Thursday, November 27, 2008

Water Scarcity In The Sahel




Water Scarcity In The Sahel


Sitting on the shores of Lake Debo, the vast body of water at the heart of the River Niger's inland delta, the Malian village of Guidio seems well positioned to withstand the effects of drought. Unlike many other villages in the Sahel, the semi-arid region flanking the Sahara, it has an apparently plentiful supply of water on hand to raise crops and a back up if the drinking wells run dry.


Yet for Guidio's inhabitants, water is now becoming a daily concern. "Before we had enough rain and we could grow anything," says Moussa Guindo, a farmer who has lived in Guidio all his life. He gestures to the dusty ground. "When I was a child, where we're sitting was in the river. Now look: it's the middle of the village. Sometimes the rain starts, but then it doesn't last and the places where we used to be able to grow we can't anymore."


Guidio is a microcosm of the problems being felt up and down the Niger. West Africa's great waterway is a lifeline for an estimated 110 million people who rely on its annual floods to cultivate crops and raise cattle. But as the example of Guidio illustrates, the river is also fickle, and there are signs that growing human exploitation and an increasingly volatile climate are putting its future as a sustainable resource under serious threat.

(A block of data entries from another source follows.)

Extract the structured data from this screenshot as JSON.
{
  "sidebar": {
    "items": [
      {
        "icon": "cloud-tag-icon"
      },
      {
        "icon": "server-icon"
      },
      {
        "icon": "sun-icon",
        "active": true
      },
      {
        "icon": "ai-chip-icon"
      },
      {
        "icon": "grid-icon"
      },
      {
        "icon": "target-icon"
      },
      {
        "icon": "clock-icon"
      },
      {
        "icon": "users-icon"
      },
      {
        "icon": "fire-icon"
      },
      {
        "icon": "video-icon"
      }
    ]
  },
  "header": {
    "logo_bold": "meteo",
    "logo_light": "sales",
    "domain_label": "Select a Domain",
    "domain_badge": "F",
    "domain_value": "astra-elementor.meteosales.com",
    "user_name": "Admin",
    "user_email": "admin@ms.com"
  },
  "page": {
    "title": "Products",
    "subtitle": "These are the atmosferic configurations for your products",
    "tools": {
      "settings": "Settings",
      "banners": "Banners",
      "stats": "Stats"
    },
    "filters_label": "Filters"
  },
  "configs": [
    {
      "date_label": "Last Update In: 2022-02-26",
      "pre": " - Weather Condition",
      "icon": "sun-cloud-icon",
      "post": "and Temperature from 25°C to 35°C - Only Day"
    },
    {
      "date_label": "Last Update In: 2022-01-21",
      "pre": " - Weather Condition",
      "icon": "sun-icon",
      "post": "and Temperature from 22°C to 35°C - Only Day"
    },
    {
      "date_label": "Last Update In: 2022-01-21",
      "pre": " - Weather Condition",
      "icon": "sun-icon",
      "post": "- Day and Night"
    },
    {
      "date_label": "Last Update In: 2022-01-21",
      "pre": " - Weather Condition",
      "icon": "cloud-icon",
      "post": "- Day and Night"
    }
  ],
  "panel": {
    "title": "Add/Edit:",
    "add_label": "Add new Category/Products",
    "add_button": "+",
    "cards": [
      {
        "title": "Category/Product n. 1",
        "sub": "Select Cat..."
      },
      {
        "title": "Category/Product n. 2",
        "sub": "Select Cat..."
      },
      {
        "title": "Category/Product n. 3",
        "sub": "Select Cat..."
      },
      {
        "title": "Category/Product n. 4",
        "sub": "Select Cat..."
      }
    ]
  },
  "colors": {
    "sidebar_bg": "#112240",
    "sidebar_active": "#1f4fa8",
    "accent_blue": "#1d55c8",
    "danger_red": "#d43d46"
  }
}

Certainly, recent history suggests a grim future for those who depend on the Niger. Since the 1970s, with a few exceptional years, the region has been in the grip of a drought. Figures collated by conservation body the IUCN suggest rainfall in some parts of the Sahel have decreased by as much as 30% since the early 70s, with dramatic effects on river levels. Separate research by the Niger Basin Authority (NBA), the international body set up to manage the river's resources, shows that at Koulikoro, a town upstream from the Inland Delta, the river's flow over each of the three decades between 1970 and 2000 was on average 25% below the daily norm.


With the Intergovernmental Panel on Climate Change predicting that temperatures in the Sahel could rise by up to 0.5 degrees every decade, it would be easy to conclude that the trends of the past 30 years can only continue. But according to Jamie Skinner, a water expert with the International Institute for Environment and Development, climatologists have yet to predict with any certainty future rainfall patterns in the Sahel.


The only thing anyone can agree on is more variability," Skinner says. "There's a massive effort underway to devise a better model for studying Sahelian weather systems, but the reality is that no one really understands the West African monsoon."




Water And Land In The Sahel

Overuse of water, wasteful practices, overpopulation, and multinational inteference in agriculture have all lent to the drought being experienced in this area of Africa as well as climate change. Have we reached a tipping point in Africa? Can we stop the multi nationals such as Monsanto that seek to force GMOs on Africa to continue to kill biodiversity? This is now happening in too many places throughout the world to simply just be cyclical or coincidence.